Leslie also shared her experience in creating Emory’s Transforming Community Project—a project that was funded by both the president’s office and the Ford Foundation. The project’s key element was a community-wide, long-term conversation about Emory’s racial history as well as an open embrace of small, focused conversations about many other issues of diversity.

I believe Middlebury is the kind of community that could embrace such a project with energy and wisdom, and we will be working with leaders on campus as well as with Leslie to move forward on our own efforts. This initiative is part of making inclusivity a key theme in our strategic planning process.

Signals of Support

I am greatly encouraged by the engagement and support we received from the trustees themselves last week.

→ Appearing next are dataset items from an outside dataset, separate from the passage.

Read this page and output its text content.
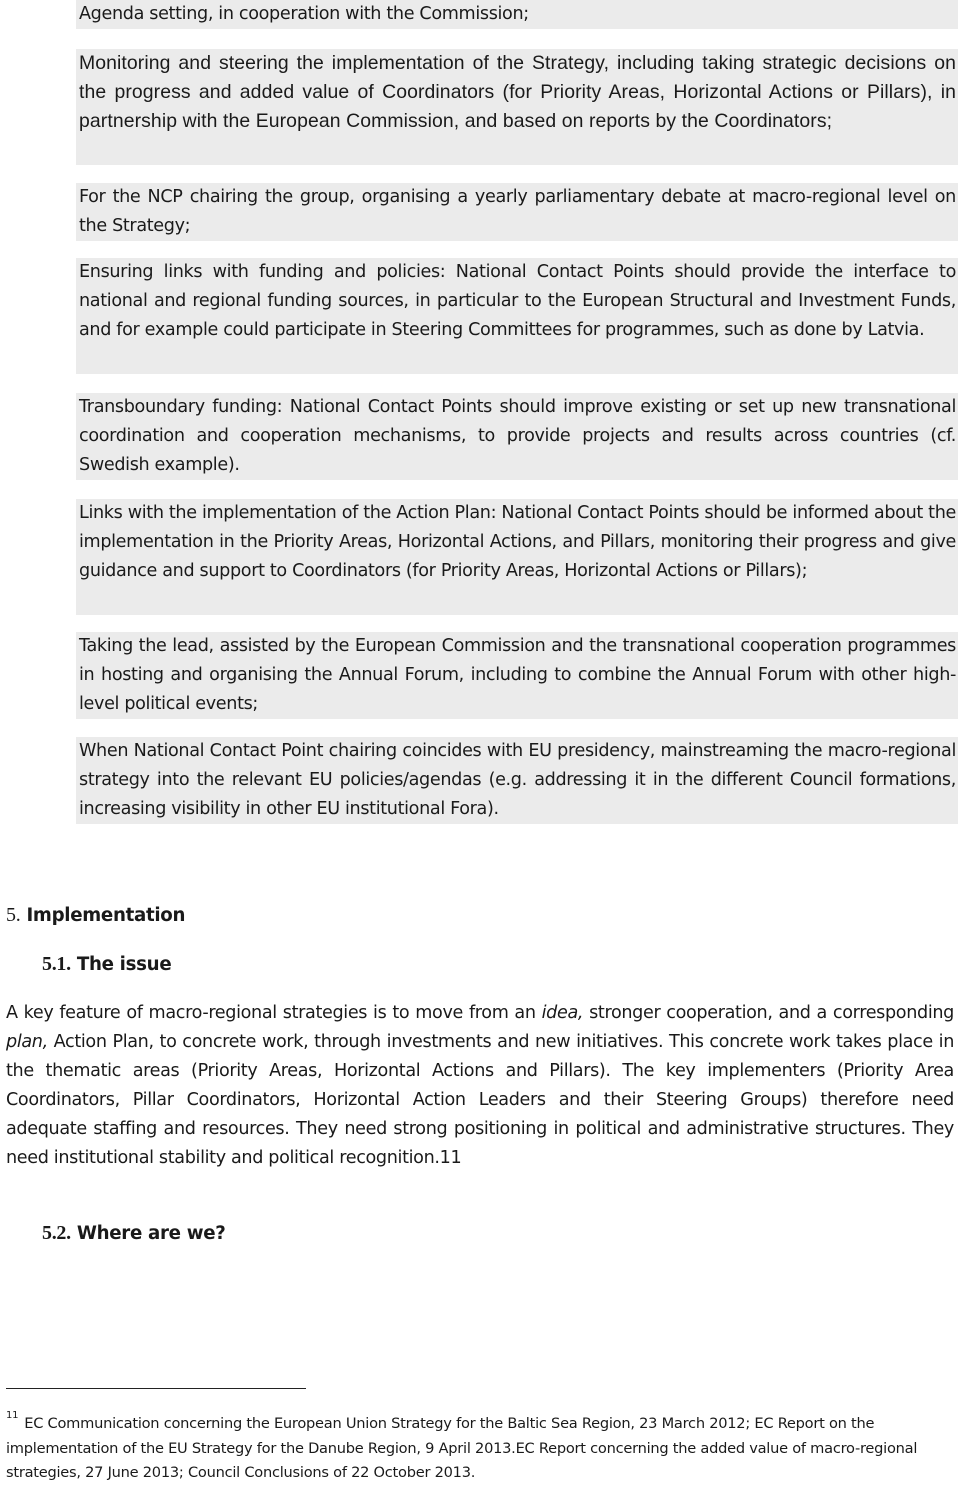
Agenda setting, in cooperation with the Commission;
Monitoring and steering the implementation of the Strategy, including taking strategic decisions on the progress and added value of Coordinators (for Priority Areas, Horizontal Actions or Pillars), in partnership with the European Commission, and based on reports by the Coordinators;
For the NCP chairing the group, organising a yearly parliamentary debate at macro-regional level on the Strategy;
Ensuring links with funding and policies: National Contact Points should provide the interface to national and regional funding sources, in particular to the European Structural and Investment Funds, and for example could participate in Steering Committees for programmes, such as done by Latvia.
Transboundary funding: National Contact Points should improve existing or set up new transnational coordination and cooperation mechanisms, to provide projects and results across countries (cf. Swedish example).
Links with the implementation of the Action Plan: National Contact Points should be informed about the implementation in the Priority Areas, Horizontal Actions, and Pillars, monitoring their progress and give guidance and support to Coordinators (for Priority Areas, Horizontal Actions or Pillars);
Taking the lead, assisted by the European Commission and the transnational cooperation programmes in hosting and organising the Annual Forum, including to combine the Annual Forum with other high-level political events;
When National Contact Point chairing coincides with EU presidency, mainstreaming the macro-regional strategy into the relevant EU policies/agendas (e.g. addressing it in the different Council formations, increasing visibility in other EU institutional Fora).
5. Implementation
5.1. The issue
A key feature of macro-regional strategies is to move from an idea, stronger cooperation, and a corresponding plan, Action Plan, to concrete work, through investments and new initiatives. This concrete work takes place in the thematic areas (Priority Areas, Horizontal Actions and Pillars). The key implementers (Priority Area Coordinators, Pillar Coordinators, Horizontal Action Leaders and their Steering Groups) therefore need adequate staffing and resources. They need strong positioning in political and administrative structures. They need institutional stability and political recognition.11
5.2. Where are we?
$^{11}$ EC Communication concerning the European Union Strategy for the Baltic Sea Region, 23 March 2012; EC Report on the implementation of the EU Strategy for the Danube Region, 9 April 2013.EC Report concerning the added value of macro-regional strategies, 27 June 2013; Council Conclusions of 22 October 2013.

  • Trustees spoke powerfully in support for the work we are doing, and their acknowledgement that there is still much more to do.
  • One trustee, upon hearing of the difficulty students on work-study programs can have participating in some courses with intensive schedules, created a fund to make it possible for them to reduce their work schedules for a time.
  • Another trustee offered a challenge gift of $50,000 to support diversity initiatives, which we hope will inspire other donors to give to our efforts. We are excited about this support and are consulting with a variety of people on campus to hear how they believe those funds could be put to best use.

Let me end by thanking everyone in the community for engaging with us in these discussions, and for their commitment to the long-term goals we share.